5. Asosiasi Pengajar Hukum Tata Negara dan Hukum Administrasi Negara (APHTN-HAN) yang diketuai oleh mantan Ketua Mahkamah Konstitusi (MK) Mahfud MD
Mahfud bersama 7 pakar hukum mendatangi kantor KPU, Senin (3/12/2018).
Ia menyarankan KPU untuk mengambil keputusan yang paling dekat dengan konstitusi dalam hal syarat pencalonan anggota DPD. Sebab, menurut Mahfud, induk dari semua hukum di Indonesia adalah konstitusi.
Selain itu, Mahfud juga menyarankan KPU untuk mengambil keputusan secara independen. Keputusan tersebut nantinya harus bisa dipertanggungjawabkan, supaya tidak mengganggu jalannya konstitusi.
6. Mantan Ketua Mahkamah Agung (MA) Bagir Manan
Ia mendatangi kantor KPU bersamaan dengan Mahfud dan APHTN-HAN.
Bagir menyarankan KPU untuk mempertimbangkan sejumlah risiko sebelum mengambil keputusan soal pencalonan OSO sebagai anggota DPD.

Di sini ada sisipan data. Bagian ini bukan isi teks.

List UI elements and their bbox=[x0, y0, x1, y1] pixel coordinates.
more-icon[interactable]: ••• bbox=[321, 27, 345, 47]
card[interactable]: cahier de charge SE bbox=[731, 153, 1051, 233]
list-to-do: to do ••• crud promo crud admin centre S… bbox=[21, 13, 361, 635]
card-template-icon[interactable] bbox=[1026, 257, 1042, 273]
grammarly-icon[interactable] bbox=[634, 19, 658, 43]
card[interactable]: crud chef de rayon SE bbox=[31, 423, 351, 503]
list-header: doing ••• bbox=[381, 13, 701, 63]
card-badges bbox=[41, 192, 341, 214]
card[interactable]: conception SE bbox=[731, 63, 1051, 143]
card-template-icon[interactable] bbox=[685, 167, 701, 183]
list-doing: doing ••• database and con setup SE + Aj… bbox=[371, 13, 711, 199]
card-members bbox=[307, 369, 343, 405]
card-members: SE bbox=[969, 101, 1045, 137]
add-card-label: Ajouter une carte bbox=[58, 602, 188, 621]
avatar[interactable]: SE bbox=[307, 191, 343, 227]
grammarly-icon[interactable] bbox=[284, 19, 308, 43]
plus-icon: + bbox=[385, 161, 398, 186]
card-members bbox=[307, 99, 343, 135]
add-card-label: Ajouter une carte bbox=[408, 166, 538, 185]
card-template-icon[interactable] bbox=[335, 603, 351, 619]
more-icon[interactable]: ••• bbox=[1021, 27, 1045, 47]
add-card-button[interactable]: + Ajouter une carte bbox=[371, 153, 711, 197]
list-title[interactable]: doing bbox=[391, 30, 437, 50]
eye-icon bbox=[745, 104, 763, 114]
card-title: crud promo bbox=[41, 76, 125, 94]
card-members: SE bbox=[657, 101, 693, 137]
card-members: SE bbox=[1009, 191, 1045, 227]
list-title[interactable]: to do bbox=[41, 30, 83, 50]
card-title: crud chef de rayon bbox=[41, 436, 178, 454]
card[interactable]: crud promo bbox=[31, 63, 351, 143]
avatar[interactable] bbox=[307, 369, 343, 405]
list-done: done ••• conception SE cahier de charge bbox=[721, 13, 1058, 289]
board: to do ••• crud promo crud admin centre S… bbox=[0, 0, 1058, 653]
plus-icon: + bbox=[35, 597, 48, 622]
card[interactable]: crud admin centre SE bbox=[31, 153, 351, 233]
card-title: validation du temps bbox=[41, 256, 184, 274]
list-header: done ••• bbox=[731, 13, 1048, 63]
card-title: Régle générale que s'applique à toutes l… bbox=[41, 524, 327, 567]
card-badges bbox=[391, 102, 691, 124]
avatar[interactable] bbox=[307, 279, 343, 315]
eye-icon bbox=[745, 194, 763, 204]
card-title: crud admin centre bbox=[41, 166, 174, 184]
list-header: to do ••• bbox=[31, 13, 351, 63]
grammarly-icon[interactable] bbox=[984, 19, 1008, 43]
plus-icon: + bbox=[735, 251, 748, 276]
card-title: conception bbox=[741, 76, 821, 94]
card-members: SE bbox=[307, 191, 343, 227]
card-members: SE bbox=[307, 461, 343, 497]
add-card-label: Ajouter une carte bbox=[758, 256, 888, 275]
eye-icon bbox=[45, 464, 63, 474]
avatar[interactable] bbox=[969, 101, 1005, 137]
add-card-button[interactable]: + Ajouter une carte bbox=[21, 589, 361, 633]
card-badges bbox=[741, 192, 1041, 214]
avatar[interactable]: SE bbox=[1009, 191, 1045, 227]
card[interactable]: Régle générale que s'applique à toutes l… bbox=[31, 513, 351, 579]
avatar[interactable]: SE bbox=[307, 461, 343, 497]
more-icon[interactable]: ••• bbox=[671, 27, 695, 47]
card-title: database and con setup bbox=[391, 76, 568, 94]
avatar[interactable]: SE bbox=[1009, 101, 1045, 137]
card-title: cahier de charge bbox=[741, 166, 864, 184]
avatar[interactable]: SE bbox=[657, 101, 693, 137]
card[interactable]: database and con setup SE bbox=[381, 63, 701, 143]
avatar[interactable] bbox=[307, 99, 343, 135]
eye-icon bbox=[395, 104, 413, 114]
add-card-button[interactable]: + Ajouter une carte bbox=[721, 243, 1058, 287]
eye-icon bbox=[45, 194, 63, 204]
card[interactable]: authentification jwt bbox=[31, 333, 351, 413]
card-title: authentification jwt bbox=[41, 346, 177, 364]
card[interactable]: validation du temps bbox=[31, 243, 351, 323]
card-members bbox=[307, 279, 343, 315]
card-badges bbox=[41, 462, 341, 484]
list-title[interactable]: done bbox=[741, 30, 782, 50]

Risiko-risiko yang dimaksud, kata Bagir, bukan hanya risiko hukum, tetapi juga risiko sosial, hingga politik.
Setelah mempertimbangkan banyak hal, KPU akhirnya bersikap meminta OSO untuk menyerahkan surat pengunduran diri dari pengus partai politik hingga Jumat (21/12/2018), sebagai syarat pencalonan diri jadi anggota DPD.
Jika sampai tanggal yang telah ditentukan OSO tak juga menyerahkan surat pengunduran diri, KPU tak akan memasukan yang bersangkutan ke dalam DCT anggota DPD.
Hingga batas waktu itu lewat, OSO tak juga menyerahkan surat pengunduran diri. KPU mempertegas, nama OSO tak masuk dalam DCT.
Alih-alih menyerahkan surat pengunduran diri, pihak OSO justru melaporkan Ketua KPU Arief Budiman dan Komisioner KPU Hasyim Asy'ari ke Bareskrim Polri.
Pelapor adalah 34 anggota DPD Partai Hanura yang diwakili Ketua DPD Hanura DKI Jakarta, Muhammad Sangaji. Laporan dibuat pada Kamis (20/12/2018).
Baik Arief maupun Hasyim dilaporkan ke Bareskrim atas tudingan tidak mau menjalankan putusan pengadilan. Keduanya juga dituduh melakukan tindakan makar.
Pihak OSO juga melaporkan KPU ke Bawaslu atas dua tudingan, yaitu dugaan pelanggaran administrasi dan pelanggaran pidana pemilu.
Laporan mengenai dugaan pelanggaran pidana pemilu dibuat oleh Kuasa Hukum OSO Firman Kadir, tertanggal 8 Desember 2018. Melalui laporannya, Firman menuding KPU melanggar pidana pemilu karena tak jalankan putusan PTUN.
Baca juga: OSO: Salah KPU Tak Masukan Saya ke Daftar Calon DPD
Pelapor kedua atas nama Dodi Abdul Kadir, yang juga Kuasa Hukum OSO. Kepada Bawaslu, ia mengadukan surat KPU yang memerintahkan OSO mundur dari jabatan ketua umum. Laporan dibuat pada tanggal 18 Desember 2018.
Hingga saat ini, Bawaslu masih terus melakukan pemeriksaan terhadap dugaan pelanggaran yang dilakukan KPU atas OSO.
Menurut Komisioner Bawaslu Rahmat Bagja, belum dapat dipastikan apakah proses yang berlangsung di Bawaslu nantinya dapat mengubah DCT anggota DPD dan status OSO. Hal itu, sangat bergantung dari hasil penyelidikan Bawaslu.